Here are three TV news whippits to get your morning rolling:

First up, J.J. Abrams’ childhood pal, Greg Grunberg (“Felicity,” “Heroes,” “Lost”) has landed a new pilot, and it’s certainly not one that warrants placement on the 15 Most Promising Shows of the Pilot Season. According to Deadline, the show is called “Oh F*ck, It’s You,” and before you get excited about a show with a profanity in its title, know this: It’s on CBS, the same network that turned an amusing Twitter feed into the embarrassment that was “$*&T My Dad Says.” Worse still, the show comes from Greg Berlanti, who you may know as the guy behind three extraordinarily crappy shows: “No Ordinary Family,” “Brothers and Sisters,” and “Eli Stone.” He also wrote Ryan Reynolds’ Green Lantern movie, a green-pus filled blight on the comic-book movie genre. Seriously, that movie was radioactive swamp ass. Anyway, the pilot idea sounds as stupid as you’d expect from a schmuck like Greg Berlanti:

“Oh F*ck It’s You,” centers on Nick, a notorious womanizer who, after surviving a health scare, realizes that “The One” he has never found is actually his best friend of 15 years, Wendy (JoAnna Garcia). The problem is that Wendy is engaged to a guy Nick likes; she and Nick own a business together; and their attempt at dating back in college was a disaster. Grunberg will play Wendy’s brother Charlie, beaten down by life, outrageously acerbic and in the midst of a bitter divorce.
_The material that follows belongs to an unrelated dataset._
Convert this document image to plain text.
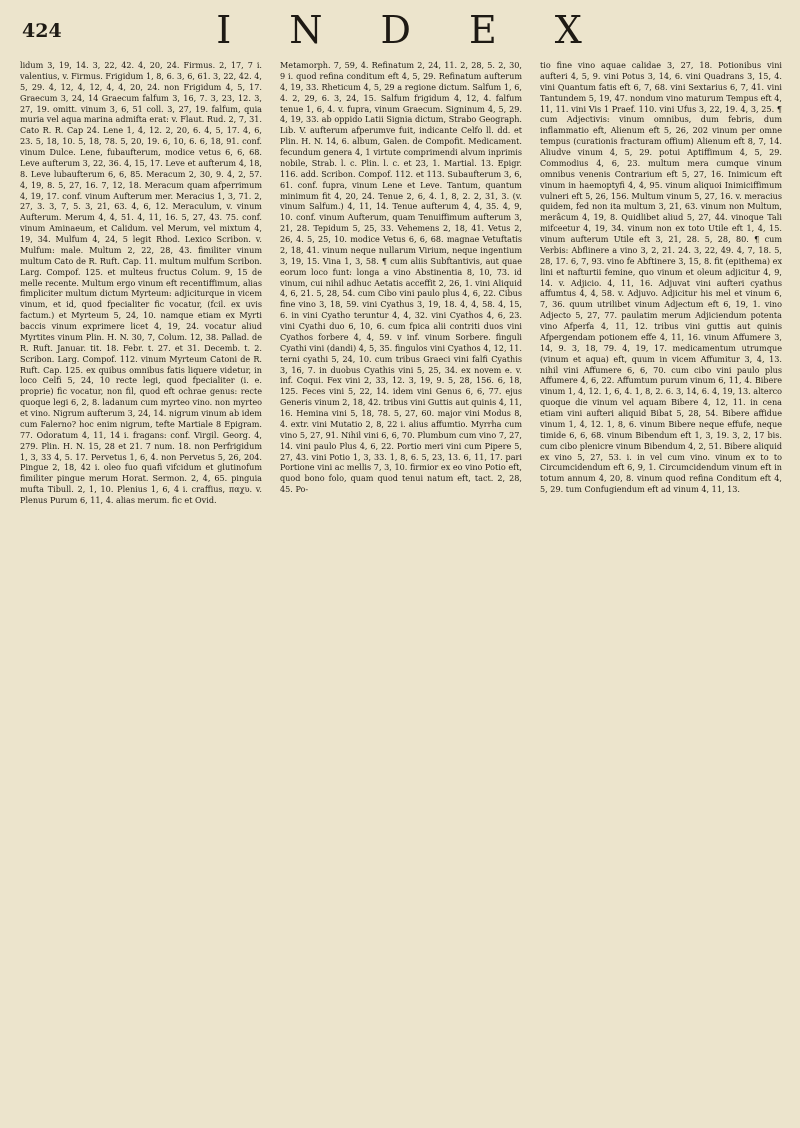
424	INDEX
lidum 3, 19, 14. 3, 22, 42. 4, 20, 24. Firmus. 2, 17, 7 i. valentius, v. Firmus. Frigidum 1, 8, 6. 3, 6, 61. 3, 22, 42. 4, 5, 29. 4, 12, 4, 12, 4, 4, 20, 24. non Frigidum 4, 5, 17. Graecum 3, 24, 14 Graecum falfum 3, 16, 7. 3, 23, 12. 3, 27, 19. omitt. vinum 3, 6, 51 coll. 3, 27, 19. falfum, quia muria vel aqua marina admifta erat: v. Flaut. Rud. 2, 7, 31. Cato R. R. Cap 24. Lene 1, 4, 12. 2, 20, 6. 4, 5, 17. 4, 6, 23. 5, 18, 10. 5, 18, 78. 5, 20, 19. 6, 10, 6. 6, 18, 91. conf. vinum Dulce. Lene, fubaufterum, modice vetus 6, 6, 68. Leve aufterum 3, 22, 36. 4, 15, 17. Leve et aufterum 4, 18, 8. Leve lubaufterum 6, 6, 85. Meracum 2, 30, 9. 4, 2, 57. 4, 19, 8. 5, 27, 16. 7, 12, 18. Meracum quam afperrimum 4, 19, 17. conf. vinum Aufterum mer. Meracius 1, 3, 71. 2, 27, 3. 3, 7, 5. 3, 21, 63. 4, 6, 12. Meraculum, v. vinum Aufterum. Merum 4, 4, 51. 4, 11, 16. 5, 27, 43. 75. conf. vinum Aminaeum, et Calidum. vel Merum, vel mixtum 4, 19, 34. Mulfum 4, 24, 5 legit Rhod. Lexico Scribon. v. Mulfum: male. Multum 2, 22, 28, 43. fimiliter vinum multum Cato de R. Ruft. Cap. 11. multum mulfum Scribon. Larg. Compof. 125. et multeus fructus Colum. 9, 15 de melle recente. Multum ergo vinum eft recentiffimum, alias fimpliciter multum dictum Myrteum: adjiciturque in vicem vinum, et id, quod fpecialiter fic vocatur, (fcil. ex uvis factum.) et Myrteum 5, 24, 10. namque etiam ex Myrti baccis vinum exprimere licet 4, 19, 24. vocatur aliud Myrtites vinum Plin. H. N. 30, 7, Colum. 12, 38. Pallad. de R. Ruft. Januar. tit. 18. Febr. t. 27. et 31. Decemb. t. 2. Scribon. Larg. Compof. 112. vinum Myrteum Catoni de R. Ruft. Cap. 125. ex quibus omnibus fatis liquere videtur, in loco Celfi 5, 24, 10 recte legi, quod fpecialiter (i. e. proprie) fic vocatur, non fil, quod eft ochrae genus: recte quoque legi 6, 2, 8. ladanum cum myrteo vino. non myrteo et vino. Nigrum aufterum 3, 24, 14. nigrum vinum ab idem cum Falerno? hoc enim nigrum, tefte Martiale 8 Epigram. 77. Odoratum 4, 11, 14 i. fragans: conf. Virgil. Georg. 4, 279. Plin. H. N. 15, 28 et 21. 7 num. 18. non Perfrigidum 1, 3, 33 4, 5. 17. Pervetus 1, 6, 4. non Pervetus 5, 26, 204. Pingue 2, 18, 42 i. oleo fuo quafi vifcidum et glutinofum fimiliter pingue merum Horat. Sermon. 2, 4, 65. pinguia mufta Tibull. 2, 1, 10. Plenius 1, 6, 4 i. craffius, παχυ. v. Plenus Purum 6, 11, 4. alias merum. fic et Ovid.
Metamorph. 7, 59, 4. Refinatum 2, 24, 11. 2, 28, 5. 2, 30, 9 i. quod refina conditum eft 4, 5, 29. Refinatum aufterum 4, 19, 33. Rheticum 4, 5, 29 a regione dictum. Salfum 1, 6, 4. 2, 29, 6. 3, 24, 15. Salfum frigidum 4, 12, 4. falfum tenue 1, 6, 4. v. fupra, vinum Graecum. Signinum 4, 5, 29. 4, 19, 33. ab oppido Latii Signia dictum, Strabo Geograph. Lib. V. aufterum afperumve fuit, indicante Celfo ll. dd. et Plin. H. N. 14, 6. album, Galen. de Compofit. Medicament. fecundum genera 4, 1 virtute comprimendi alvum inprimis nobile, Strab. l. c. Plin. l. c. et 23, 1. Martial. 13. Epigr. 116. add. Scribon. Compof. 112. et 113. Subaufterum 3, 6, 61. conf. fupra, vinum Lene et Leve. Tantum, quantum minimum fit 4, 20, 24. Tenue 2, 6, 4. 1, 8, 2. 2, 31, 3. (v. vinum Salfum.) 4, 11, 14. Tenue aufterum 4, 4, 35. 4, 9, 10. conf. vinum Aufterum, quam Tenuiffimum aufterum 3, 21, 28. Tepidum 5, 25, 33. Vehemens 2, 18, 41. Vetus 2, 26, 4. 5, 25, 10. modice Vetus 6, 6, 68. magnae Vetuftatis 2, 18, 41. vinum neque nullarum Virium, neque ingentium 3, 19, 15. Vina 1, 3, 58. ¶ cum aliis Subftantivis, aut quae eorum loco funt: longa a vino Abstinentia 8, 10, 73. id vinum, cui nihil adhuc Aetatis acceffit 2, 26, 1. vini Aliquid 4, 6, 21. 5, 28, 54. cum Cibo vini paulo plus 4, 6, 22. Cibus fine vino 3, 18, 59. vini Cyathus 3, 19, 18. 4, 4, 58. 4, 15, 6. in vini Cyatho teruntur 4, 4, 32. vini Cyathos 4, 6, 23. vini Cyathi duo 6, 10, 6. cum fpica alii contriti duos vini Cyathos forbere 4, 4, 59. v inf. vinum Sorbere. finguli Cyathi vini (dandi) 4, 5, 35. fingulos vini Cyathos 4, 12, 11. terni cyathi 5, 24, 10. cum tribus Graeci vini falfi Cyathis 3, 16, 7. in duobus Cyathis vini 5, 25, 34. ex novem e. v. inf. Coqui. Fex vini 2, 33, 12. 3, 19, 9. 5, 28, 156. 6, 18, 125. Feces vini 5, 22, 14. idem vini Genus 6, 6, 77. ejus Generis vinum 2, 18, 42. tribus vini Guttis aut quinis 4, 11, 16. Hemina vini 5, 18, 78. 5, 27, 60. major vini Modus 8, 4. extr. vini Mutatio 2, 8, 22 i. alius affumtio. Myrrha cum vino 5, 27, 91. Nihil vini 6, 6, 70. Plumbum cum vino 7, 27, 14. vini paulo Plus 4, 6, 22. Portio meri vini cum Pipere 5, 27, 43. vini Potio 1, 3, 33. 1, 8, 6. 5, 23, 13. 6, 11, 17. pari Portione vini ac mellis 7, 3, 10. firmior ex eo vino Potio eft, quod bono folo, quam quod tenui natum eft, tact. 2, 28, 45. Po-
tio fine vino aquae calidae 3, 27, 18. Potionibus vini aufteri 4, 5, 9. vini Potus 3, 14, 6. vini Quadrans 3, 15, 4. vini Quantum fatis eft 6, 7, 68. vini Sextarius 6, 7, 41. vini Tantundem 5, 19, 47. nondum vino maturum Tempus eft 4, 11, 11. vini Vis 1 Praef. 110. vini Ufus 3, 22, 19. 4, 3, 25. ¶ cum Adjectivis: vinum omnibus, dum febris, dum inflammatio eft, Alienum eft 5, 26, 202 vinum per omne tempus (curationis fracturam offium) Alienum eft 8, 7, 14. Aliudve vinum 4, 5, 29. potui Aptiffimum 4, 5, 29. Commodius 4, 6, 23. multum mera cumque vinum omnibus venenis Contrarium eft 5, 27, 16. Inimicum eft vinum in haemoptyfi 4, 4, 95. vinum aliquoi Inimiciffimum vulneri eft 5, 26, 156. Multum vinum 5, 27, 16. v. meracius quidem, fed non ita multum 3, 21, 63. vinum non Multum, merâcum 4, 19, 8. Quidlibet aliud 5, 27, 44. vinoque Tali mifceetur 4, 19, 34. vinum non ex toto Utile eft 1, 4, 15. vinum aufterum Utile eft 3, 21, 28. 5, 28, 80. ¶ cum Verbis: Abflinere a vino 3, 2, 21. 24. 3, 22, 49. 4, 7, 18. 5, 28, 17. 6, 7, 93. vino fe Abftinere 3, 15, 8. fit (epithema) ex lini et nafturtii femine, quo vinum et oleum adjicitur 4, 9, 14. v. Adjicio. 4, 11, 16. Adjuvat vini aufteri cyathus affumtus 4, 4, 58. v. Adjuvo. Adjicitur his mel et vinum 6, 7, 36. quum utrilibet vinum Adjectum eft 6, 19, 1. vino Adjecto 5, 27, 77. paulatim merum Adjiciendum potenta vino Afperfa 4, 11, 12. tribus vini guttis aut quinis Afpergendam potionem effe 4, 11, 16. vinum Affumere 3, 14, 9. 3, 18, 79. 4, 19, 17. medicamentum utrumque (vinum et aqua) eft, quum in vicem Affumitur 3, 4, 13. nihil vini Affumere 6, 6, 70. cum cibo vini paulo plus Affumere 4, 6, 22. Affumtum purum vinum 6, 11, 4. Bibere vinum 1, 4, 12. 1, 6, 4. 1, 8, 2. 6. 3, 14, 6. 4, 19, 13. alterco quoque die vinum vel aquam Bibere 4, 12, 11. in cena etiam vini aufteri aliquid Bibat 5, 28, 54. Bibere affidue vinum 1, 4, 12. 1, 8, 6. vinum Bibere neque effufe, neque timide 6, 6, 68. vinum Bibendum eft 1, 3, 19. 3, 2, 17 bis. cum cibo plenicre vinum Bibendum 4, 2, 51. Bibere aliquid ex vino 5, 27, 53. i. in vel cum vino. vinum ex to to Circumcidendum eft 6, 9, 1. Circumcidendum vinum eft in totum annum 4, 20, 8. vinum quod refina Conditum eft 4, 5, 29. tum Confugiendum eft ad vinum 4, 11, 13.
He went to college with both Wendy and Nick and is Nick’s best guy friend. He was there when they dated, knows what a horrible couple they were, and warns Nick about the dangers his confession could bring.

See what I mean? And remember, Berlanti is also the guy who directed that Katherine Heigl mess, Life As We Know It. He is the worst. My hatred of Greg Berlanti is rivaled only by that of my hatred for Allan Loeb, another hack screenwriter who has inexplicably stumbled onto success by playing to people’s stupidity. One day, Berlanti and Loeb will get together and write a buddy comedy about a jiggling breast and a fart. It will make $500 million.

Moving on: Is anyone still watching J.J. Abrams’ “Alcatraz”? I gave up halfway through the pilot, as it looked like it was set to become yet another formulaic procedural. However, the folks over at sfist spotted a couple of egregious misspelling of San Francisco in the episode earlier this week:

Man, they’re not even consistent with their misspellings.

Finally, no matter your politics, I think most of us can agree that Mitt Romney is the lamest, least cool man to run for President since, I dunno, Walter Mondale? The man fails two very important litmus tests for me. You can never trust a man who doesn’t drink, and how can we entrust the nuclear button to a President that mangles a “Seinfeld” line this horribly? I mean, DAMN, he didn’t even attribute the quote to the right character. Even George W. Bush could’ve gotten that right, and George W. Bush couldn’t tie his own goddamn shoes.